Active Shooter Response Exercise Held at the 177th Fighter Wing

  • Published
  • By Senior Airman Hunter Hires
  • 177th Fighter Wing

ATLANTIC CITY AIR NATIONAL GUARD BASE, N.J. (Dec. 17, 2021) — State training officers from the New Jersey Office of Homeland Security and Preparedness came to the 177th Fighter Wing, in Egg Harbor Township, N.J., to conduct a tabletop Active Shooter Response Exercise on December 16, 2021.

The 177FW, the Federal Aviation Administration Tech Center, The South Jersey Transportation Authority, the FBI, The New Jersey State Police from the Atlantic City Airport, the Atlantic City Prosecutor’s Office and the Atlantic County Office of Emergency Management participated in the exercise together.

“We've been planning with the New Jersey Office of Homeland Security and Preparedness and local agencies such as the South Jersey Transportation Authority and the FAA to test our active shooter response plans,” said U.S. Air Force Col.
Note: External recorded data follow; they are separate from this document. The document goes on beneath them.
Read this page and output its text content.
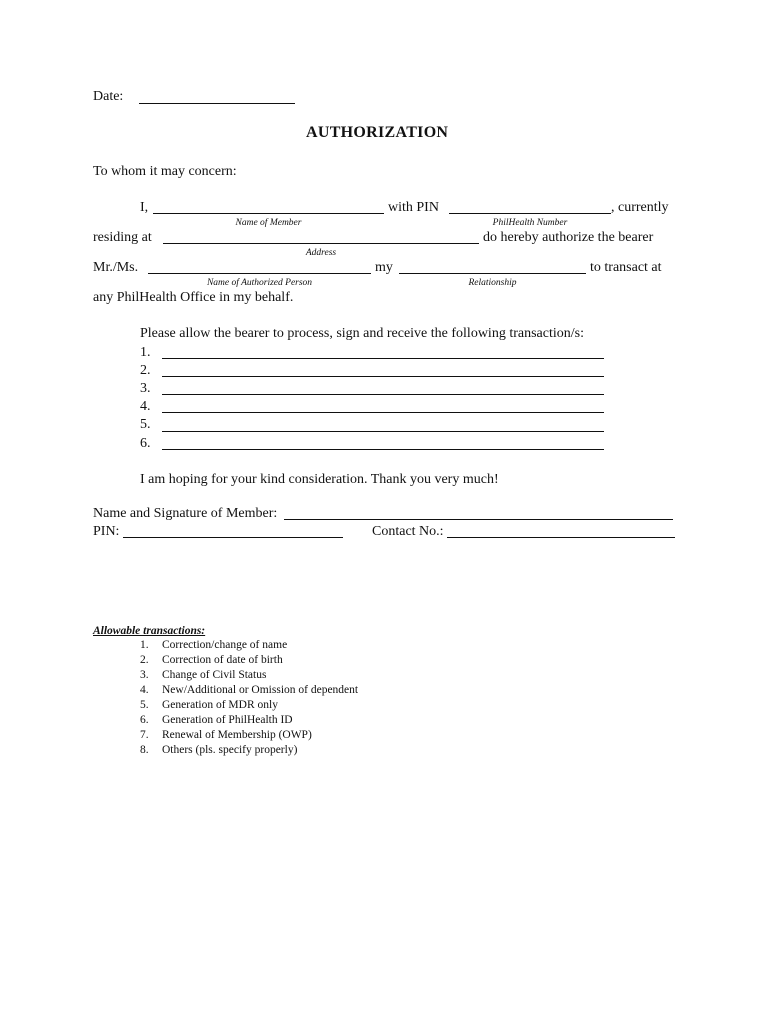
Date:
AUTHORIZATION
To whom it may concern:
I,	with PIN	, currently
Name of Member	PhilHealth Number
residing at	do hereby authorize the bearer
Address
Mr./Ms.	my	to transact at
Name of Authorized Person	Relationship
any PhilHealth Office in my behalf.
Please allow the bearer to process, sign and receive the following transaction/s:
1.
2.
3.
4.
5.
6.
I am hoping for your kind consideration. Thank you very much!
Name and Signature of Member:
PIN:	Contact No.:
Allowable transactions:
1. Correction/change of name
2. Correction of date of birth
3. Change of Civil Status
4. New/Additional or Omission of dependent
5. Generation of MDR only
6. Generation of PhilHealth ID
7. Renewal of Membership (OWP)
8. Others (pls. specify properly)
Raymond Sackmann, the 177th Security Forces Squadron commander, currently operating as the 177FW Inspector General.

The exercise was conducted in a tabletop fashion, meaning that the participants used diagrams, maps and grids to retain an overhead view of an active shooter scenario taking place at the 177FW. Plastic chips were used as a physical representation of individuals, first responders, and other units to show their locations and capabilities. Dice were used and rolled to determine a random outcome of situations including engagements and other fashions of conflict, emphasizing the importance of minimizing the chance of failure and optimizing defensive and reactive measures.

“We’re also using our active shooter incident management board,” said Michael Urbanski, the State Training Officer for New Jersey Office of Homeland Security and Preparedness. “The board allows us to put resources in front of people, giving them the option to make decisions on the fly.”

Tabletop exercises may be considered less effective than those that are scenario-based, but exercises like these have already made an impactful change in our community in the past.

“One of the key takeaways from two years ago was each agency’s mass emergency notification system,” said Sackmann. “Now, after participating in these trainings and exercises, they are all linked together. Communication has greatly increased, and it's been used several times in real world incidents and exercises.”